The Tall Girl from Somerset 24
The Wall
It
was about this time, when Quentin and Anne gave up their walks, that
Quentin had some building work done at his home. He lived alone in a Victorian semidetached
house in Redland. He had bought it
carefully, as he did everything, hoping that it would rise in value. It had
needed some repairs, especially to the kitchen and bathroom. In spite of the
expense, he had both kitchen and bathroom modernized.
‘It’s
increasing the value of the house, you see.

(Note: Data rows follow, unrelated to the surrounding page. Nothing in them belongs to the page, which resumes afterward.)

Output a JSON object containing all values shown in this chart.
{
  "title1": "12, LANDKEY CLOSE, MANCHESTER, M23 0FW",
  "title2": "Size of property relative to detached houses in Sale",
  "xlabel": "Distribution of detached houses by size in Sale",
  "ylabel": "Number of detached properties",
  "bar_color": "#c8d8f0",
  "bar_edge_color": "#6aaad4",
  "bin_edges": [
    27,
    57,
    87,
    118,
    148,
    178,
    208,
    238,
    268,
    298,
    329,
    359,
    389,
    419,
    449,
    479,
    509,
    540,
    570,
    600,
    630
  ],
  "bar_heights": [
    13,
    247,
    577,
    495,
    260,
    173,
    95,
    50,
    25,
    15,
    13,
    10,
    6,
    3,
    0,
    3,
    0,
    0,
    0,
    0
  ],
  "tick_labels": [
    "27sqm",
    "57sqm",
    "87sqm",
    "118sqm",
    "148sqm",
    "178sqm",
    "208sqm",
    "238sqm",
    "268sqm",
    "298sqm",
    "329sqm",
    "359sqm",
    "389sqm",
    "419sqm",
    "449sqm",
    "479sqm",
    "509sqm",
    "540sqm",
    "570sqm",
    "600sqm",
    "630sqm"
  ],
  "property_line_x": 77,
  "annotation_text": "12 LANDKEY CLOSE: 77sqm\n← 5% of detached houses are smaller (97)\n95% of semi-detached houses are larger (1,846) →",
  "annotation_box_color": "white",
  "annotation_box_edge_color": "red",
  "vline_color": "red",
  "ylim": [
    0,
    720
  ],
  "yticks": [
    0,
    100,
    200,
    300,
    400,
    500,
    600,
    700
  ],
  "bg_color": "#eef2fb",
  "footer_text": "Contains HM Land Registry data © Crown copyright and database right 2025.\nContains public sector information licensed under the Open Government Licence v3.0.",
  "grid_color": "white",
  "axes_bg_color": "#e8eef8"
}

It’s increasing the value. It’s a very good investment.’
Everything
was completed and Quentin thought he had finished with the builders, when a coal
lorry knocked down his garden wall while doing an ambitious three point
turn. The coal company’s insurance would
pay. Quentin had established this immediately. He then phoned the builders that
had worked on his kitchen, and they sent one of their young bricklayers, Bob Parsons,
to rebuild the wall.
Like
two circles that just overlap at one point of their perimeter, Quentin’s world
and Bob’s world just touched in their brief dealings with each other. But Bob’s world was a world of bricks and
blocks and cement, of foundations and walls and windows, of mud in February and
wind in March. It was hard and healthy world, in which men put up buildings which then
stood proudly in towns and villages for years. For Quentin it was as remote as the life of Emperor Penguins at the South Pole.
It
was mid January and the temperatures in Bristol struggled to rise above
freezing at midday. Never mind the
penguins. Now of course with global warming the worry is that life is not cold
enough for the penguins. In the sixties
the expression ‘global warming’ did not exist but bitterly cold winters did.

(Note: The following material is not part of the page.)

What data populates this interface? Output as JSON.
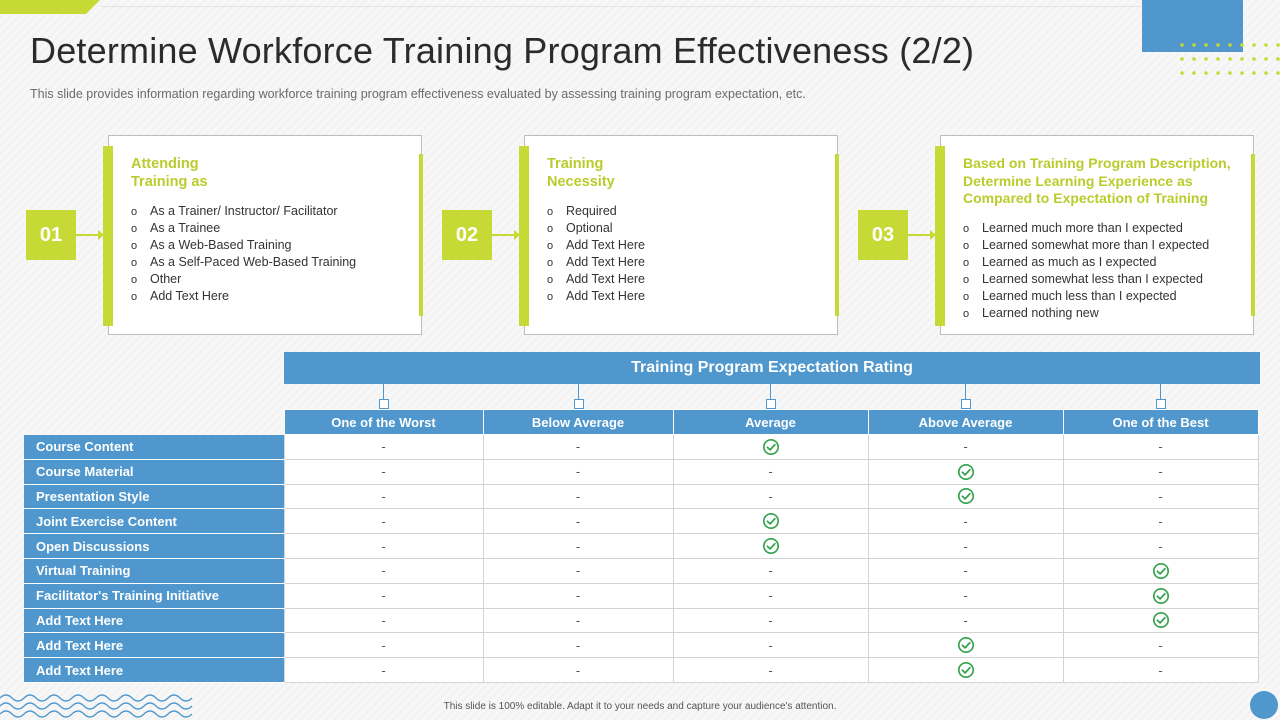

Along with political correctness, global warming had not been born. Words appear, and then live an intense life
but often a short one. Pick up any
airline magazine today. Destination X is
‘iconic’ and ‘atmospheric’. So is
destination Y and destination Z, and so are all the other destinations in the
magazine. Everywhere in the world is iconic and
atmospheric. "Prague is atmospheric" says the article in the flight magazine. ‘Well,
its’ got air in it’, as Basil Fawlty would say. The Eiffel Tower is
iconic. It saves the writer thinking. It saves the reader thinking too, so everyone
is happy in a colourless world of repetition and imitation.
Most
builders hoped for indoor jobs at this time of year, but Bob, as he unloaded
his car by the broken wall on a bitter Monday morning at 8 o’clock, looked
forward to the day. He was looking forward to doing some stonework as a change
from laying blocks and bricks. He was looking forward to creating something beautiful and leaving something that would last. It would be something
that he could show his kids one day as they all drove past in the car.
‘I
built that, and it was January, and freezing cold, I can tell you!’
And his children would laugh and make a joke and would only realize many years later,
when they had children themselves, how important the wall had been and how much it had
mattered. We all do this. We only appreciate our fathers when it is too late.